Selenium (Se), with its high specific volume capacity and high electronic and superior kinetics, is considered a promising electrode material with promising applications. However, the solvation and shuttle effects of polyselenides hinder their further application. The selenium/nitrogen‐doped hollow porous carbon spheres (Se/NHPCs) are obtained using the sacrificial template and in situ gas‐phase selenization methods. The Se species are doped into carbon matrixes in an adjustable amount to form Se‐C(N) bonds during this process. Density functional theory calculations show that the Se‐C(N) bond enhances the charge transfer between Na2Se and carbon matrix and binding energy, which improves rate performance and cycling stability.
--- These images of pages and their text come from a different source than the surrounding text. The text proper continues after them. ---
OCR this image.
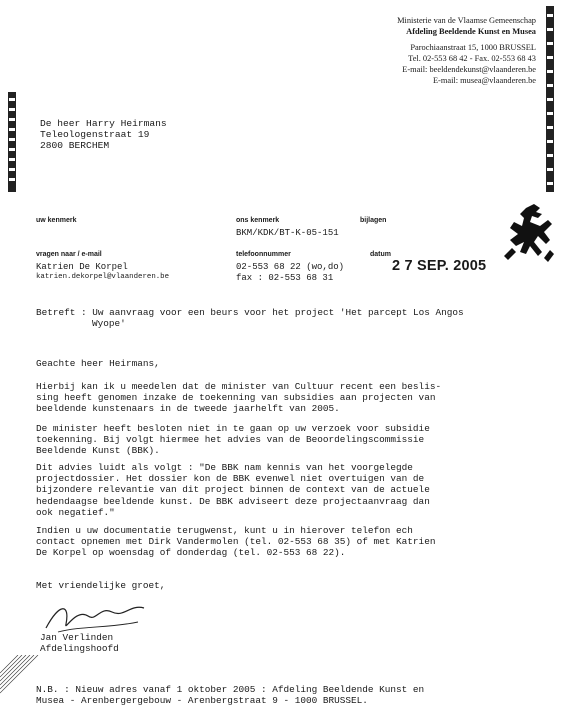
Ministerie van de Vlaamse Gemeenschap
Afdeling Beeldende Kunst en Musea
Parochiaanstraat 15, 1000 BRUSSEL
Tel. 02-553 68 42 - Fax. 02-553 68 43
E-mail: beeldendekunst@vlaanderen.be
E-mail: musea@vlaanderen.be
De heer Harry Heirmans
Teleologenstraat 19
2800 BERCHEM
uw kenmerk	ons kenmerk
BKM/KDK/BT-K-05-151
bijlagen
vragen naar / e-mail
Katrien De Korpel
katrien.dekorpel@vlaanderen.be
telefoonnummer
02-553 68 22 (wo,do)
fax : 02-553 68 31
datum
2 7 SEP. 2005
Betreft : Uw aanvraag voor een beurs voor het project 'Het parcept Los Angos
Wyope'
Geachte heer Heirmans,
Hierbij kan ik u meedelen dat de minister van Cultuur recent een beslis-
sing heeft genomen inzake de toekenning van subsidies aan projecten van
beeldende kunstenaars in de tweede jaarhelft van 2005.
De minister heeft besloten niet in te gaan op uw verzoek voor subsidie
toekenning. Bij volgt hiermee het advies van de Beoordelingscommissie
Beeldende Kunst (BBK).
Dit advies luidt als volgt : "De BBK nam kennis van het voorgelegde
projectdossier. Het dossier kon de BBK evenwel niet overtuigen van de
bijzondere relevantie van dit project binnen de context van de actuele
hedendaagse beeldende kunst. De BBK adviseert deze projectaanvraag dan
ook negatief."
Indien u uw documentatie terugwenst, kunt u in hierover telefon ech
contact opnemen met Dirk Vandermolen (tel. 02-553 68 35) of met Katrien
De Korpel op woensdag of donderdag (tel. 02-553 68 22).
Met vriendelijke groet,
Jan Verlinden
Afdelingshoofd
N.B. : Nieuw adres vanaf 1 oktober 2005 : Afdeling Beeldende Kunst en
Musea - Arenbergergebouw - Arenbergstraat 9 - 1000 BRUSSEL.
As expected, Se/NHPCs electrode exhibit high reversible capacity (480 mAh g–1 at 0.5 A g–1 after 200 cycles) and rate performance (311 mAh g–1 at 5 A g–1) as the anode for sodium‐ion batteries. A series of ex situ characterization results show that Cu2Se produced by copper current collector induction is effective in the adsorption of polyselenides while enhancing the electrode conductivity. Since the lattice structures of Cu2Se and Na2Se are similar, this displacement reaction that does not involve lattice reconfiguration provides an effective strategy for the preparation of high‐performance and low‐cost electrode materials. This work first considers the Se doping effect when synthesizing Se‐based composites, reveals the enhancement of the conductivity of the carbonaceous matrix by Se/N co‐doping, and discovers the replacement redox mechanism between Se‐based materials and copper current collectors; the formation and mechanism of Cu2Se are elucidated, which provides a reference for the construction of high‐performance and low‐cost Se‐based batteries.